Il grido indomito di Desdemona
Balletto Civile presenta Killing Desdemona all’Angelo Mai
A pochi giorni dalla manifestazione nazionale contro la violenza di genere, la scena della morte di Desdemona può caricarsi di un sotto-testo ancora più gravido di significato, inducendo a riflessioni che sconfinano dall’Otello di Shakespeare per agganciarsi direttamente all’attualità più viva e sofferta di questo momento. Perché, se ci pensiamo bene, il destino della giovane donna uccisa dalla gelosia furente e ingiustificata del marito è la storia silenziosa di una violenza tragicamente nota nelle pagine di cronaca. E in fondo, Shakespeare ha dimostrato che Jago non è che una mostruosa proiezione mentale che può essere partorita pericolosamente anche dalla mente più ragionevole.
Certo, circoscrivere l’Otello ad una storia di violenza domestica sarebbe fin troppo riduttivo, infatti Balletto Civile, con la sua versione di Killing Desdemona presentata all’Angelo Mai, sicuramente non ne intacca la complessità; fatto sta, però, che il baricentro dell’attenzione è spostato soprattutto su di lei: Desdemona, ovvero l’indomita Michela Lucenti, un fuscello fragile ma al contempo di detonante intensità, struggente e ingenua, innocente e sensuale proprio come il mistero che l’essere donna porta con sé.
L’interpretazione è quella classica, i personaggi sono chi e cosa ci si aspetta: Otello (Demian Troiano) è il valoroso “Moro” condottiero dell’esercito veneziano sicuro di sé quanto vulnerabile; Jago (Maurizio Camilli) il suo livido alfiere che per brama di potere provocherà la sua gelosia ordendo l’inesistente intrigo tra Desdemona e Cassio (Andrea Capaldi); quest’ultimo è un tombeur de femmes tormentato dalla sua debolezza; mentre Roderigo (Fabio Bergaglio) è il povero diavolo prima vittima di Jago.
Così Michela Lucenti e Maurizio Camilli, autori della drammaturgia, non fanno che scavare nell’essenza di ognuno per estrapolare dai personaggi il loro nucleo più intimo, esasperato, disperato o parodico, traducendo il canovaccio della trama di Otello in una scrittura prima di tutto dei e per i corpi: sempre in sussulto, sconquassati dalle emozioni debordanti, le cui traiettorie si scontrano e s’incontrano senza sosta in un’arena a vista – abitata solo da sedie, microfoni e una “Zona” rialzata sul fondo che è l’unica custode della verità – dove ogni parola sussurrata, riverberata in echi o amplificata dalle sonorità drammaturgicamente pregnanti di Jochen Arbeit (Einstürzende Neubauten) sfocia ora nel canto, ora in un movimento che asseconda il fluire dei sentimenti e della loro ineffabilità. Una scrittura coreografica che, a nostro avviso, potrebbe trovare un’espressione ancora più incisiva, come anche alcune parti recitate che a volte risentono di una disomogeneità interpretativa.
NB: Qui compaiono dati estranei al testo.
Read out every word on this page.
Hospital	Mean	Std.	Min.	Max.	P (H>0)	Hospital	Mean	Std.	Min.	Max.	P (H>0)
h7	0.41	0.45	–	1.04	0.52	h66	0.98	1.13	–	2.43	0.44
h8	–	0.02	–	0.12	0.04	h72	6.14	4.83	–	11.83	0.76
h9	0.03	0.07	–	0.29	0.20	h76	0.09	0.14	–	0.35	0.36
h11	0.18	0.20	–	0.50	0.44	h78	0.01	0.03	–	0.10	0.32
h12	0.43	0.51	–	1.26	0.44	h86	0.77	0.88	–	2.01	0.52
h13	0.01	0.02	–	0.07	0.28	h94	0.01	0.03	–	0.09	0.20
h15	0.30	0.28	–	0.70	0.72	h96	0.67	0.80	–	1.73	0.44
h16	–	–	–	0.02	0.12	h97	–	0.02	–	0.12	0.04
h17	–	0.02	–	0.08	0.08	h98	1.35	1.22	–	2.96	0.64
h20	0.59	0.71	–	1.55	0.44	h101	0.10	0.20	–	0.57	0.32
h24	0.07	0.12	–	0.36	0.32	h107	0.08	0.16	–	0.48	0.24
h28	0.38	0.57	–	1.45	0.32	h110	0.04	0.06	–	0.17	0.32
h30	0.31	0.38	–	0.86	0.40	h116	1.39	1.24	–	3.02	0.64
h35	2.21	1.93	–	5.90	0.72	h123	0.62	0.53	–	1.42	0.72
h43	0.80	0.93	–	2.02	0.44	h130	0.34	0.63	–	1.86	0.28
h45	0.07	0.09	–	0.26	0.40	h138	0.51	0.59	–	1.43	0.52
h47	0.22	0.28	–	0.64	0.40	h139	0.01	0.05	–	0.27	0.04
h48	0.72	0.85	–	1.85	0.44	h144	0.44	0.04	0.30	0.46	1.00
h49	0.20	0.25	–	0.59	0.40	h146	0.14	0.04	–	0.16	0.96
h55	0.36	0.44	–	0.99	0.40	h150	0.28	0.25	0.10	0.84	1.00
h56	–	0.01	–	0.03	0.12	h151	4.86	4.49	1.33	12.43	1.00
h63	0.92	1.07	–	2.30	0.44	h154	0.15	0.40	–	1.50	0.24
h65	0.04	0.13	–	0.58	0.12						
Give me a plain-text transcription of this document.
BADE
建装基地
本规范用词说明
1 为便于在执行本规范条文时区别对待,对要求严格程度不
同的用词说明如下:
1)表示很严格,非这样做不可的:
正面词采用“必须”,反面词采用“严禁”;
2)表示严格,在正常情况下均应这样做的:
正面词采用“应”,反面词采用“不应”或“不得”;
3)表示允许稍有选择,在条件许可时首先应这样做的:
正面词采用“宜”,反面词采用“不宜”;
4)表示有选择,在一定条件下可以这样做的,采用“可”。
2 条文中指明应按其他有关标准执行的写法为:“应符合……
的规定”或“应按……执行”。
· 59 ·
Killing Desdemona è l’affiorare di una fragilità declinata al femminile, è il “Canto del Salice” che, lungi dall’essere una dimessa dichiarazione di resa, diventa il disperato grido liberatorio di una Desdemona che agogna una nuova consapevolezza; lo stesso grido di tutte le donne in carne e ossa che lei, suo malgrado, rappresenta. Una volta ultimato il suo ultimo sacrificio, però, ecco che tutto finisce, in modo significativo.
Dopo il peccato inaudito, l’errore eclatante – sembra dire Balletto Civile – nessuna redenzione è più possibile. Rimane soltanto il buio della follia cieca.
Ascolto consigliato
Angelo Mai, Roma – 19 novembre 2016
(Foto ©Andrea Macchia, per gentile concessione Festival della Colline Torinesi)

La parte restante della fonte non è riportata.